Then, worn out by work and worry, Santa Cruz died, and Philip forced the command on a most reluctant landlubber, the Duke of Medina Sidonia, a very great grandee of Spain, but wholly unfitted to lead a fleet. The death of Santa Cruz, in whom the fleet and army had great confidence, nearly upset the whole ‘Enterprize of England.’ The captains were as unwilling to serve under bandylegged, sea-sick Sidonia as he was unwilling to command them. Volunteering ceased. Compulsion failed to bring in the skilled ratings urgently required. The sailors were now not only fewer than ever—sickness and desertion had been thinning their ranks—but many of these few were unfit for the higher kinds of seamanship, while only the merest handful of them were qualified as seamen gunners. Philip, however, was determined; and so the doomed Armada struggled on, fitting its imperfect parts together into a still more imperfect whole until, in June, it was as ready as it ever could be made.

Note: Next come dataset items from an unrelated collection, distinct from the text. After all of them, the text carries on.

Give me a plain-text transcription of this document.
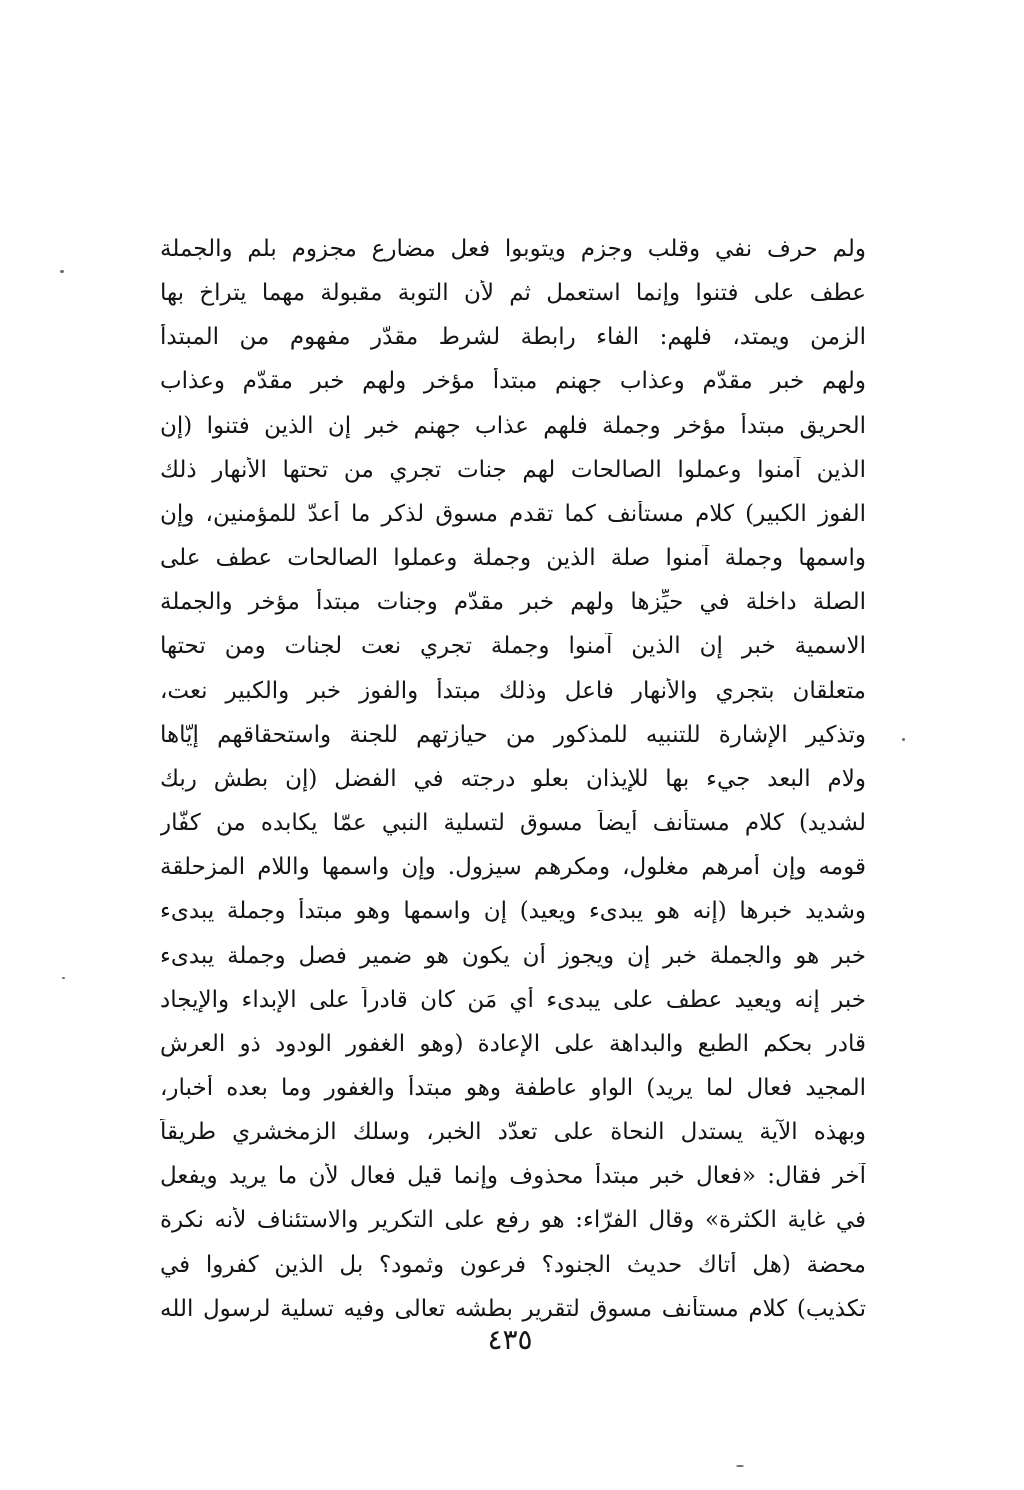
ولم حرف نفي وقلب وجزم ويتوبوا فعل مضارع مجزوم بلم والجملة
عطف على فتنوا وإنما استعمل ثم لأن التوبة مقبولة مهما يتراخ بها
الزمن ويمتد، فلهم: الفاء رابطة لشرط مقدّر مفهوم من المبتدأ
ولهم خبر مقدّم وعذاب جهنم مبتدأ مؤخر ولهم خبر مقدّم وعذاب
الحريق مبتدأ مؤخر وجملة فلهم عذاب جهنم خبر إن الذين فتنوا (إن
الذين آمنوا وعملوا الصالحات لهم جنات تجري من تحتها الأنهار ذلك
الفوز الكبير) كلام مستأنف كما تقدم مسوق لذكر ما أعدّ للمؤمنين، وإن
واسمها وجملة آمنوا صلة الذين وجملة وعملوا الصالحات عطف على
الصلة داخلة في حيِّزها ولهم خبر مقدّم وجنات مبتدأ مؤخر والجملة
الاسمية خبر إن الذين آمنوا وجملة تجري نعت لجنات ومن تحتها
متعلقان بتجري والأنهار فاعل وذلك مبتدأ والفوز خبر والكبير نعت،
وتذكير الإشارة للتنبيه للمذكور من حيازتهم للجنة واستحقاقهم إيّاها
ولام البعد جيء بها للإيذان بعلو درجته في الفضل (إن بطش ربك
لشديد) كلام مستأنف أيضاً مسوق لتسلية النبي عمّا يكابده من كفّار
قومه وإن أمرهم مغلول، ومكرهم سيزول. وإن واسمها واللام المزحلقة
وشديد خبرها (إنه هو يبدىء ويعيد) إن واسمها وهو مبتدأ وجملة يبدىء
خبر هو والجملة خبر إن ويجوز أن يكون هو ضمير فصل وجملة يبدىء
خبر إنه ويعيد عطف على يبدىء أي مَن كان قادراً على الإبداء والإيجاد
قادر بحكم الطبع والبداهة على الإعادة (وهو الغفور الودود ذو العرش
المجيد فعال لما يريد) الواو عاطفة وهو مبتدأ والغفور وما بعده أخبار،
وبهذه الآية يستدل النحاة على تعدّد الخبر، وسلك الزمخشري طريقاً
آخر فقال: «فعال خبر مبتدأ محذوف وإنما قيل فعال لأن ما يريد ويفعل
في غاية الكثرة» وقال الفرّاء: هو رفع على التكرير والاستئناف لأنه نكرة
محضة (هل أتاك حديث الجنود؟ فرعون وثمود؟ بل الذين كفروا في
تكذيب) كلام مستأنف مسوق لتقرير بطشه تعالى وفيه تسلية لرسول الله
٤٣٥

Meanwhile the English had their troubles too. These were also political. But the English navy was of such overwhelming strength that it could stand them with impunity. The Queen, after thirty years of wonderful, if tortuous, diplomacy, was still disinclined to drop the art in which she was supreme for that in which she counted for so much less and by which she was obliged to spend so very much more. There was still a little peace party also bent on diplomacy instead of war. Negotiations were opened with Parma at Flushing and diplomatic ‘feelers’ went out towards Philip, who sent back some of his own. But the time had come for war. The stream was now too strong for either Elizabeth or Philip to stem or even divert into minor channels.
Lord Howard of Effingham, as Lord High Admiral of England, was charged with the defence at sea. It was impossible in those days to have any great force without some great nobleman in charge of it, because the people still looked on such men as their natural viceroys and commanders. But just as Sir John Norreys, the most expert professional soldier in England, was made Chief of the Staff to the Earl of Leicester ashore, so Drake was made Chief of the Staff to Howard afloat, which meant that he was the brain of the fleet.
A directing brain was sadly needed—not that brains were lacking, but that some one man of original and creative genius was required to bring the modern naval system into triumphant being. Like all political heads, Elizabeth was sensitive to public opinion; and public opinion was ignorant enough to clamor for protection by something that a man could see; besides which there were all those weaklings who have been described as the old women of both sexes and all ages, and who have always been the nuisance they are still. Adding together the old views of warfare, which nearly everybody held, and the human weaknesses we have always with us, there was a most dangerously strong public opinion in favor of dividing up the navy so as to let enough different places actually see that they had some visible means of divided defence.